Mountain Pacific Venture Fund, which is operated by the founders of Church & State, was able to utilize Bio Korea to accelerate both of the two investments. The trade show also further developed USTAR’s strategic partnerships with Church & State, and opened the opportunity for an MOU with Yonsei University’s affiliated medical school in Seoul. USTAR, WTC Utah, and other partners are already arranging plans to return to the trade show in 2019.

  1. USTAR-supported companies close on new funding rounds

2018 was a banner year for USTAR companies that were able to close successfully on follow-on investment rounds.

In addition to Navigen, some of the USTAR client companies that secured follow-on investments include nView medical, a Utah surgical imaging company, which raised $1.2 million; Inertial Sense, a GPS sensor technology company, closed on $2 million; and Turner Imaging Systems closed on a round with Radnet Management, Inc., Cavendish Impact Capital, and private investors.

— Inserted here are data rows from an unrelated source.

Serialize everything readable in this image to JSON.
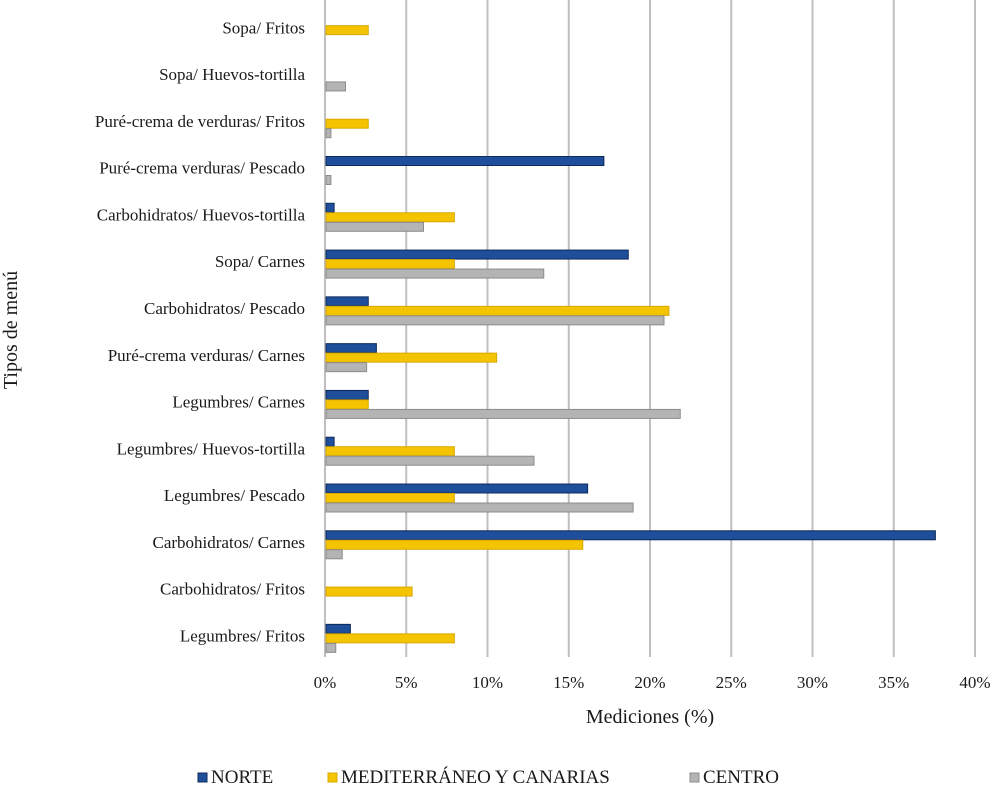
{
  "chart_data": {
    "type": "bar",
    "orientation": "horizontal",
    "title": "",
    "xlabel": "Mediciones (%)",
    "ylabel": "Tipos de menú",
    "xlim": [
      0,
      40
    ],
    "x_ticks": [
      "0%",
      "5%",
      "10%",
      "15%",
      "20%",
      "25%",
      "30%",
      "35%",
      "40%"
    ],
    "x_tick_values": [
      0,
      5,
      10,
      15,
      20,
      25,
      30,
      35,
      40
    ],
    "grid": "vertical",
    "legend_position": "bottom",
    "categories": [
      "Sopa/ Fritos",
      "Sopa/ Huevos-tortilla",
      "Puré-crema de verduras/ Fritos",
      "Puré-crema verduras/ Pescado",
      "Carbohidratos/ Huevos-tortilla",
      "Sopa/ Carnes",
      "Carbohidratos/ Pescado",
      "Puré-crema verduras/ Carnes",
      "Legumbres/ Carnes",
      "Legumbres/ Huevos-tortilla",
      "Legumbres/ Pescado",
      "Carbohidratos/ Carnes",
      "Carbohidratos/ Fritos",
      "Legumbres/ Fritos"
    ],
    "series": [
      {
        "name": "NORTE",
        "color": "#1f4e9a",
        "values": [
          0,
          0,
          0,
          17.1,
          0.5,
          18.6,
          2.6,
          3.1,
          2.6,
          0.5,
          16.1,
          37.5,
          0,
          1.5
        ]
      },
      {
        "name": "MEDITERRÁNEO Y CANARIAS",
        "color": "#f5c400",
        "values": [
          2.6,
          0,
          2.6,
          0,
          7.9,
          7.9,
          21.1,
          10.5,
          2.6,
          7.9,
          7.9,
          15.8,
          5.3,
          7.9
        ]
      },
      {
        "name": "CENTRO",
        "color": "#b4b4b4",
        "values": [
          0,
          1.2,
          0.3,
          0.3,
          6.0,
          13.4,
          20.8,
          2.5,
          21.8,
          12.8,
          18.9,
          1.0,
          0,
          0.6
        ]
      }
    ]
  }
}
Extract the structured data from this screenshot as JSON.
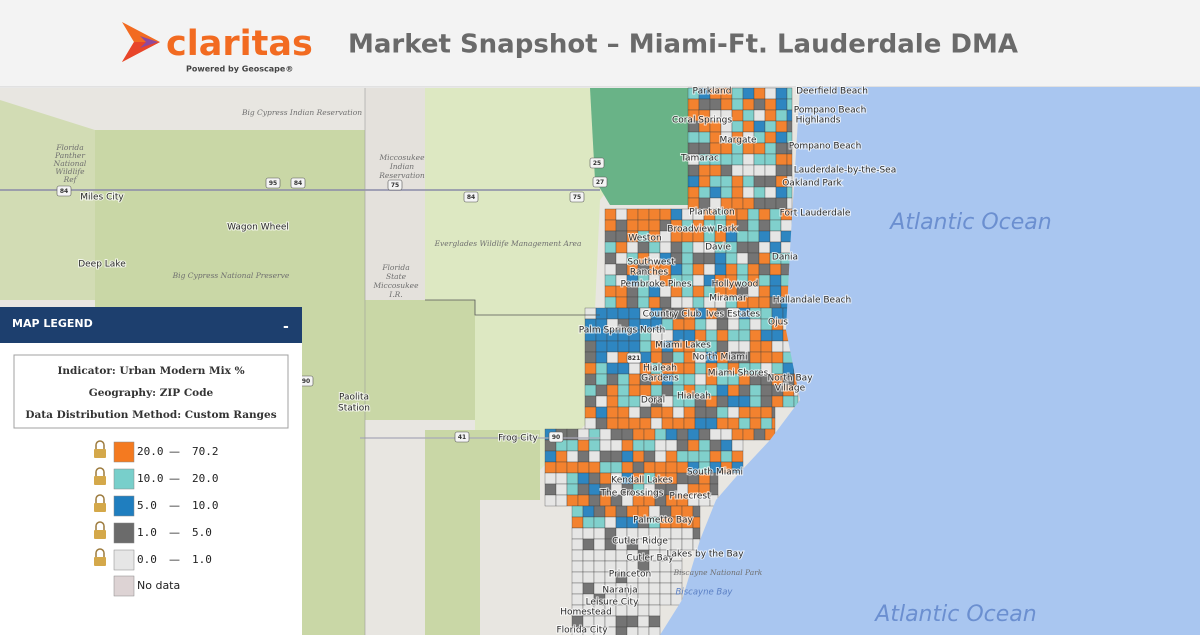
{
  "header": {
    "logo": "claritas",
    "logo_tagline": "Powered by Geoscape®",
    "title": "Market Snapshot – Miami-Ft. Lauderdale DMA"
  },
  "legend": {
    "title": "MAP LEGEND",
    "toggle": "-",
    "indicator": "Indicator: Urban Modern Mix %",
    "geography": "Geography: ZIP Code",
    "method": "Data Distribution Method: Custom Ranges",
    "range_separator": "—",
    "ranges": [
      {
        "from": "20.0",
        "to": "70.2",
        "color": "#f47a20"
      },
      {
        "from": "10.0",
        "to": "20.0",
        "color": "#78cfcb"
      },
      {
        "from": "5.0",
        "to": "10.0",
        "color": "#1f7ebf"
      },
      {
        "from": "1.0",
        "to": "5.0",
        "color": "#6b6b6b"
      },
      {
        "from": "0.0",
        "to": "1.0",
        "color": "#e6e6e6"
      }
    ],
    "no_data": {
      "label": "No data",
      "color": "#ddd3d4"
    }
  },
  "map": {
    "labels": [
      "Parkland",
      "Deerfield Beach",
      "Pompano Beach",
      "Highlands",
      "Coral Springs",
      "Margate",
      "Pompano Beach",
      "Tamarac",
      "Lauderdale-by-the-Sea",
      "Oakland Park",
      "Plantation",
      "Fort Lauderdale",
      "Broadview Park",
      "Weston",
      "Davie",
      "Southwest",
      "Ranches",
      "Dania",
      "Pembroke Pines",
      "Hollywood",
      "Miramar",
      "Hallandale Beach",
      "Country Club",
      "Ives Estates",
      "Palm Springs North",
      "Ojus",
      "Miami Lakes",
      "North Miami",
      "Hialeah",
      "Gardens",
      "Miami Shores",
      "North Bay",
      "Village",
      "Doral",
      "Hialeah",
      "Frog City",
      "Kendall Lakes",
      "The Crossings",
      "Pinecrest",
      "South Miami",
      "Palmetto Bay",
      "Cutler Ridge",
      "Cutler Bay",
      "Lakes by the Bay",
      "Princeton",
      "Naranja",
      "Leisure City",
      "Homestead",
      "Florida City",
      "Biscayne National Park",
      "Biscayne Bay",
      "Atlantic Ocean",
      "Atlantic Ocean",
      "Big Cypress Indian Reservation",
      "Miccosukee",
      "Indian",
      "Reservation",
      "Florida",
      "Panther",
      "National",
      "Wildlife",
      "Ref",
      "Miles City",
      "Wagon Wheel",
      "Deep Lake",
      "Big Cypress National Preserve",
      "Everglades Wildlife Management Area",
      "Florida",
      "State",
      "Miccosukee",
      "I.R.",
      "Paolita",
      "Station"
    ],
    "road_shields": [
      "84",
      "75",
      "75",
      "95",
      "84",
      "84",
      "27",
      "25",
      "41",
      "90",
      "821",
      "90"
    ]
  }
}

In calendar year 2017, USTAR-supported companies secured $62.7 million in follow-on funding.

  1. USTAR meets five-year performance metrics in two years

When USTAR’s statute was re-written in 2016, SRI International—a leading research institute—wrote a prospectus detailing 5-year performance benchmarks for USTAR’s new programs.

USTAR has met its 5-year benchmarks in just two years, according to data collected and verified by a third-party consultant, TEConomy Partners, LLC.  In just two years, USTAR-supported companies received $123.1 million in follow-on funding, created 424 high-wage full- and part-time jobs, and generated $27 million in product sales.

TEConomy found that from the first to second year of USTAR’s new programs, USTAR client companies saw a 351 percent increase in sales. Additionally, the average full-time salary created by USTAR-supported companies was nearly $90,000, which is 187% above the Salt Lake County average.

This performance and impact data highlights not only the effectiveness of USTAR’s programs, but the key role they play in facilitating job creation and economic growth through Utah.

As 2018 comes to a close, USTAR looks forward to building on this success in 2019.